Brewer’s CAP Theorem
Ideally, we would like to have three properties in a replicated data distributed system:
- The data retrieved from the system should be the same regardless of which server is contacted.
- The system should always be available to handle requests.
- Partition tolerance
- The system should continue to function even if some network links do not work and one group of computers cannot talk to another. For example, a link between two data centers may go down.
Eric Brewer’s CAP Theorem states that you can have either consistency or availability in the presence of partitions but not both. Quite often, the theorem is summarized as: if you want consistency, availability, and partition tolerance, you have to settle for at most two out of three of these. However, we expect real-world distributed systems to be at risk of network partitions, so the choice is really between consistency and availability.

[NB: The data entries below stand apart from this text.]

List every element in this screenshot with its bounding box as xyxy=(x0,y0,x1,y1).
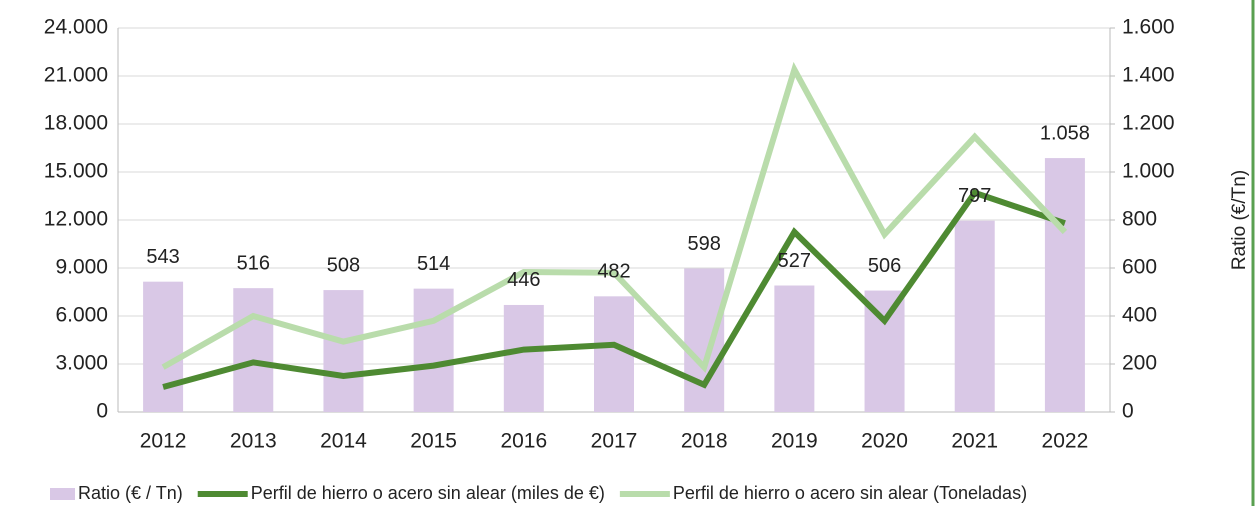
data-label: 598 xyxy=(687,233,720,255)
line xyxy=(161,61,1068,373)
data-label: 482 xyxy=(597,261,630,283)
y-tick-label: 6.000 xyxy=(55,304,108,327)
x-tick-label: 2018 xyxy=(681,430,728,453)
legend-swatch xyxy=(50,488,75,500)
bar xyxy=(413,288,454,412)
y2-tick-label: 400 xyxy=(1122,304,1157,327)
legend-label: Perfil de hierro o acero sin alear (mile… xyxy=(251,483,605,503)
bar xyxy=(684,268,725,412)
y2-tick-label: 1.000 xyxy=(1122,160,1175,183)
y-tick-label: 9.000 xyxy=(55,256,108,279)
x-tick-label: 2013 xyxy=(230,430,277,453)
y2-axis-label: Ratio (€/Tn) xyxy=(1229,170,1250,270)
bar xyxy=(503,304,544,412)
x-tick-label: 2021 xyxy=(951,430,998,453)
bar xyxy=(1044,158,1085,412)
data-label: 446 xyxy=(507,269,540,291)
x-tick-label: 2016 xyxy=(500,430,547,453)
bar xyxy=(323,290,364,412)
legend-label: Perfil de hierro o acero sin alear (Tone… xyxy=(673,483,1027,503)
y-tick-label: 0 xyxy=(96,400,108,423)
data-label: 797 xyxy=(958,185,991,207)
y2-tick-label: 800 xyxy=(1122,208,1157,231)
data-label: 516 xyxy=(237,252,270,274)
y-tick-label: 21.000 xyxy=(44,64,108,87)
bar xyxy=(233,288,274,412)
y-tick-label: 12.000 xyxy=(44,208,108,231)
x-tick-label: 2020 xyxy=(861,430,908,453)
y2-tick-label: 0 xyxy=(1122,400,1134,423)
data-label: 543 xyxy=(146,246,179,268)
y2-tick-label: 1.200 xyxy=(1122,112,1175,135)
bar xyxy=(143,281,184,412)
y-tick-label: 15.000 xyxy=(44,160,108,183)
x-tick-label: 2019 xyxy=(771,430,818,453)
x-tick-label: 2017 xyxy=(591,430,638,453)
line xyxy=(162,189,1066,390)
y-tick-label: 24.000 xyxy=(44,16,108,39)
x-tick-label: 2022 xyxy=(1042,430,1089,453)
y2-tick-label: 200 xyxy=(1122,352,1157,375)
y2-tick-label: 600 xyxy=(1122,256,1157,279)
data-label: 508 xyxy=(327,254,360,276)
y2-tick-label: 1.600 xyxy=(1122,16,1175,39)
legend-label: Ratio (€ / Tn) xyxy=(78,483,183,503)
y-tick-label: 18.000 xyxy=(44,112,108,135)
x-tick-label: 2014 xyxy=(320,430,367,453)
x-tick-label: 2015 xyxy=(410,430,457,453)
y-tick-label: 3.000 xyxy=(55,352,108,375)
data-label: 514 xyxy=(417,253,450,275)
data-label: 527 xyxy=(778,250,811,272)
y2-tick-label: 1.400 xyxy=(1122,64,1175,87)
bar xyxy=(594,296,634,412)
bar xyxy=(774,285,815,412)
bar xyxy=(954,220,995,412)
data-label: 1.058 xyxy=(1040,122,1090,144)
data-label: 506 xyxy=(868,255,901,277)
x-tick-label: 2012 xyxy=(140,430,187,453)
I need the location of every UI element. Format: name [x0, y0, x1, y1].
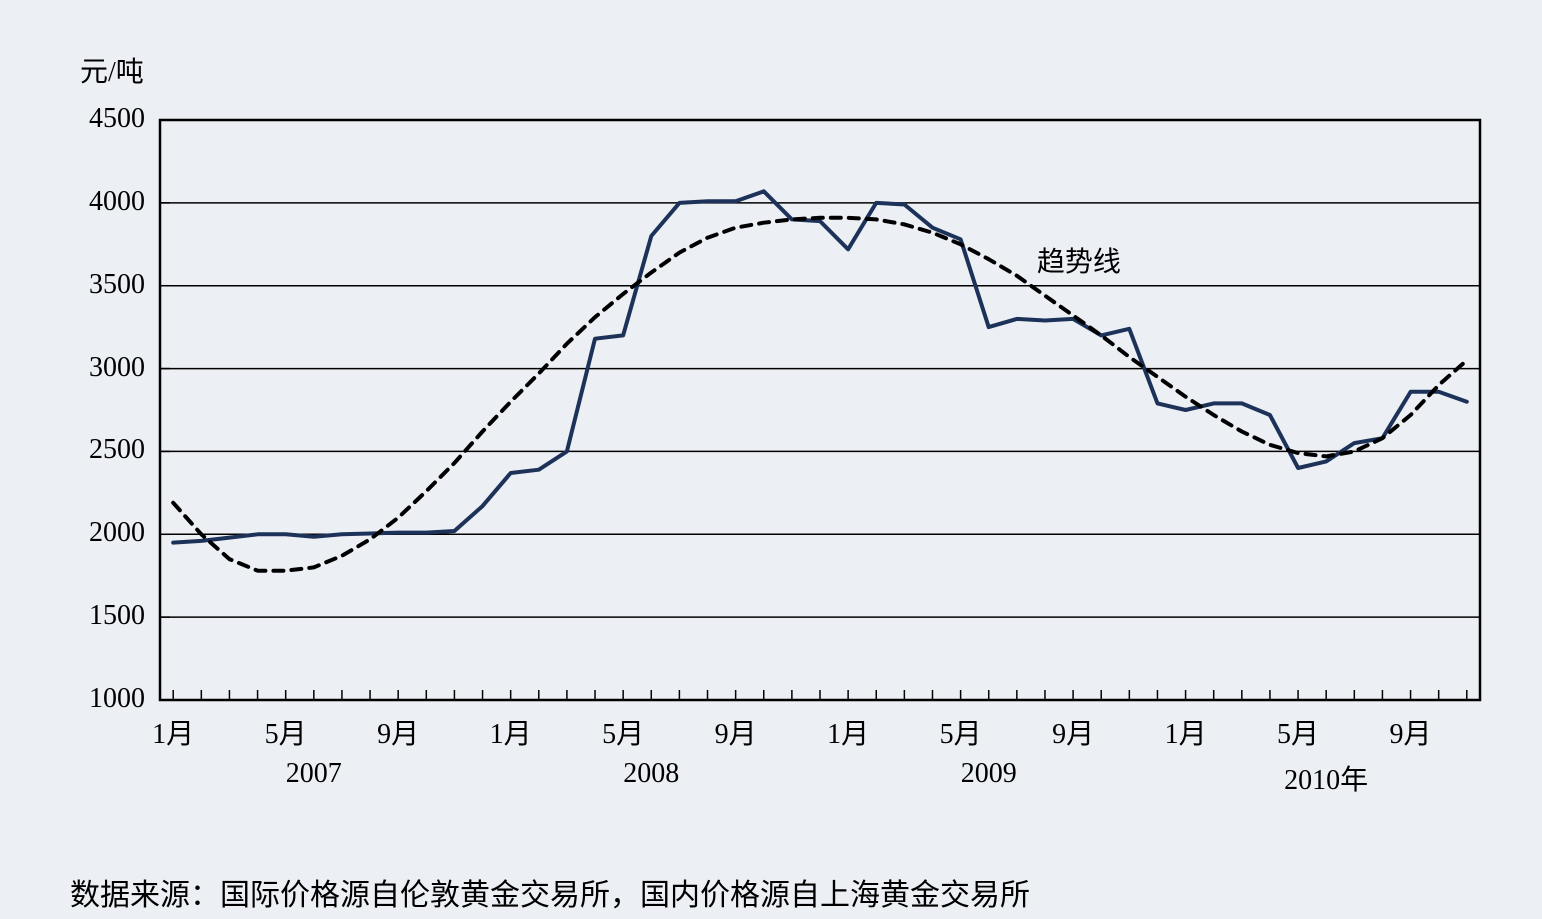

With distributed architectures, we generally strive for high availability and the ability to withstand partitions (occasional breaks in the ability of nodes to communicate). Hence, we will have to give up on consistency and break the guarantees of ACID. An alternative to the requirements of ACID is BASE.
BASE stands for Basic Availability, Soft-state, Eventual consistency. Instead of requiring consistency after every transaction, it is enough for the data to eventually get updated to a consistent state. The downside is that some processes may access stale data which has not yet been brought into a consistent state.